The government has also decided against AI specific legislation, preferring to leverage existing broad local and global frameworks. This seems reasonable on the surface but it’s inadequate. AI is transformative, it’s changing our world in ways we don’t yet fully grasp, it needs clear and direct guidance, it won’t fit naturally within existing legislation. We could flip it around, define the AI rules and have existing legislation pick up the slack. Sensible, AI specific legislation is not anti-business, it’s an enabler for safe adoption. Australia small-medium businesses need this.

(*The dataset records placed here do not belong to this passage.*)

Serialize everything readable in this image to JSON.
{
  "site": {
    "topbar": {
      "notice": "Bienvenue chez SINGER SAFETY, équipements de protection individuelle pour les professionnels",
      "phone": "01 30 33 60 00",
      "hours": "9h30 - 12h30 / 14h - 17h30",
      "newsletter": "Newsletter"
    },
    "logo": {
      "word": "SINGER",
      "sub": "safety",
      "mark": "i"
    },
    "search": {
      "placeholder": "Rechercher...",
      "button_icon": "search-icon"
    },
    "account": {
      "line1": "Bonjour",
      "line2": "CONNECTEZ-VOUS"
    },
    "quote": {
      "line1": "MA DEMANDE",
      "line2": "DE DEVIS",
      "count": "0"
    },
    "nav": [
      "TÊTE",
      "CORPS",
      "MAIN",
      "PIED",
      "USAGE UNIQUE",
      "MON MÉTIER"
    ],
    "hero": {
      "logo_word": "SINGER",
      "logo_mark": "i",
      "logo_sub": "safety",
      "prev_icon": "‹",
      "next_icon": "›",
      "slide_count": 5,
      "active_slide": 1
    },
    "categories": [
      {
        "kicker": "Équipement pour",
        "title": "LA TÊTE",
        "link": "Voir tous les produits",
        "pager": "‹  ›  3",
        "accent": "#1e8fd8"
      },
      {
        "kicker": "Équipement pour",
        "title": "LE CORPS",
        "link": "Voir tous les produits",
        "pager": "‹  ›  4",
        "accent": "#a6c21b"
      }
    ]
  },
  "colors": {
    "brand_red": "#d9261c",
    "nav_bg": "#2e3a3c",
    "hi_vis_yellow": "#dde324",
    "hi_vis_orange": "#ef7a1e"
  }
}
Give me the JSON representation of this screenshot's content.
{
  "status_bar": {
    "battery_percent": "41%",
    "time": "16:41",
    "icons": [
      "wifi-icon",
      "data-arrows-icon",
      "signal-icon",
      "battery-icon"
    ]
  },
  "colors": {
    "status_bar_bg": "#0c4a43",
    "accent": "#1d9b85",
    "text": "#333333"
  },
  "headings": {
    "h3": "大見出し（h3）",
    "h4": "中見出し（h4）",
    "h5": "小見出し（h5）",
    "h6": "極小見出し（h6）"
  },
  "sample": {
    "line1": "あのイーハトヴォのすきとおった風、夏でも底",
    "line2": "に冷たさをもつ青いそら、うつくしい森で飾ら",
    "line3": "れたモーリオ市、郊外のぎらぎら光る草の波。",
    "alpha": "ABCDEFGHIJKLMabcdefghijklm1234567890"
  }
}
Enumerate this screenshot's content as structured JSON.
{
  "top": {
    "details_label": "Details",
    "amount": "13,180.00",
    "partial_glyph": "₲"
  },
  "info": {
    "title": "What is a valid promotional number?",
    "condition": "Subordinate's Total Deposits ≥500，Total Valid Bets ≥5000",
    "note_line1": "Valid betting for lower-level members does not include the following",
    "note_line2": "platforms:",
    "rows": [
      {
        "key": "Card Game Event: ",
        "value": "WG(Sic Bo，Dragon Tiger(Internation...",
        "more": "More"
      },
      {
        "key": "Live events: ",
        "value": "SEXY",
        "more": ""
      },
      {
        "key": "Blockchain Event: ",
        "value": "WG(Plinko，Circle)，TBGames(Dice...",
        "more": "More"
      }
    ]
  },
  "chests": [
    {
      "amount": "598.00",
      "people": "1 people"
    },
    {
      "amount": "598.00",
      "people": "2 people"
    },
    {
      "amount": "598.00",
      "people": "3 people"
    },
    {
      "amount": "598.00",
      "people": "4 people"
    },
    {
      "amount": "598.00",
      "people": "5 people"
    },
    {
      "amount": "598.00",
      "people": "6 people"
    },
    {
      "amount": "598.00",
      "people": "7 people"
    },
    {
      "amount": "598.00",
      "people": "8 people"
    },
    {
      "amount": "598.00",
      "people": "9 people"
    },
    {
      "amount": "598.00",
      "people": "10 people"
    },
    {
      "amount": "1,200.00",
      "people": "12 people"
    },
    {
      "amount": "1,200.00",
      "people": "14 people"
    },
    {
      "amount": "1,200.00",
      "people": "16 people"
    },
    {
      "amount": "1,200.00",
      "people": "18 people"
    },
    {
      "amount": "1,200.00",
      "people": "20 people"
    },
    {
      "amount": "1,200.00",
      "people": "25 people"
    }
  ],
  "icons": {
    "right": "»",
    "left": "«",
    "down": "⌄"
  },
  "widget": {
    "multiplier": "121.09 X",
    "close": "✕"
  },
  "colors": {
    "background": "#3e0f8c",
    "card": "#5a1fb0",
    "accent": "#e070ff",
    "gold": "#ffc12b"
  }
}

The most frustrating thing about this beige approach is that it’s not a sensible middle line, it’s a free for all, a race to the bottom. It is also a sad repeat of the farcical social media roll out, even including some of the very same bad actors. The tech bros are pretty much the last people on the planet we should entrust our AI regulation to.

Rather than just gripe about tech oligarchs, state capture and lack of leadership in government, I’ll try and offer something a bit more constructive. I’m a big picture person (aka not great with details) and I’m fascinated by the interactions between complex adaptive systems, so I’ll apply that lens to this challenge.

AI is emergent, nobody has control of where this goes, no map exists, every action taken (or not) has potential implications we cannot accurately predict. We are where we are, geopolitical tension, ecological breakdown, colonial power structures, mindless consumerism, exhausted / unequal / divided society …. Any way forward starts from here and now.

What we can do is define the constraints (non-negotioables), I’ll throw a few out there (but there are plenty others we could discuss and agree as a society)

  • Australia should define our own adoption principles and enforce these
  • AI should be in service of humanity (not the other way round)
  • AI should be ecologically sustainable (so built out in line with renewables)
  • Australia should have it’s own sovereign ecosystem 
  • AI should be used where it makes sense, not just because it is shiny
  • AI should be fair, accessible to all
  • AI should not be used for military and other nefarious purposes

From these umbrella values, we can play with actual measurable rules (eg. ban deep fakes, no racial profiling etc). We won’t always get these right first time and the sands will shift, hence the need for agile regulation. As we explore/evolve this tech we should always be measuring and mapping against these principles, if something moves us forward towards them, do more of it, if not, try something else. This is the proven method for navigating complexity. It would obviously require some form of judgement (enter AISI again?).

Which takes me back to my family taxi service. We have laws for a reason. These aren’t always in line with our own individual preferences, they become outdated and need revision, but they provide a common understanding for acceptable behaviour. AI needs a speed limit, it needs defined non-negotiables , it needs to have dedicated regulations that are agile enough to shift (eg. No mobile phones while driving wasn’t a consideration when I passed my test). These rules will not please everyone. These rules need to be enforceable or they are meaningless.

AI is a tool, a technology, like a plough, like fire. We learn early that fire is needs to be handled with care, so does AI. The National AI plan is a start but it passes on ownership and courage. It requires iteration.

Maybe I’m being unfair, maybe this is just another example of small government, being frugal with our tax dollars… Light touch may make sense in settled systems with well-defined boundaries, but not in an existential crisis. That requires stronger leadership, it requires politicians standing up to be counted, even if that carries potential risks at the ballet box. This government has made a habit of presenting a small target, be less dysfunctional than the coalition and ‘she’ll be right’. This requires a different approach. AI has potential to fundamentally reshape society in good or bad ways. It’s up to us to chose a path, but that takes proactive leadership and courage, not sitting on hands for fear of upsetting some dude in a bunker (or on a rocket).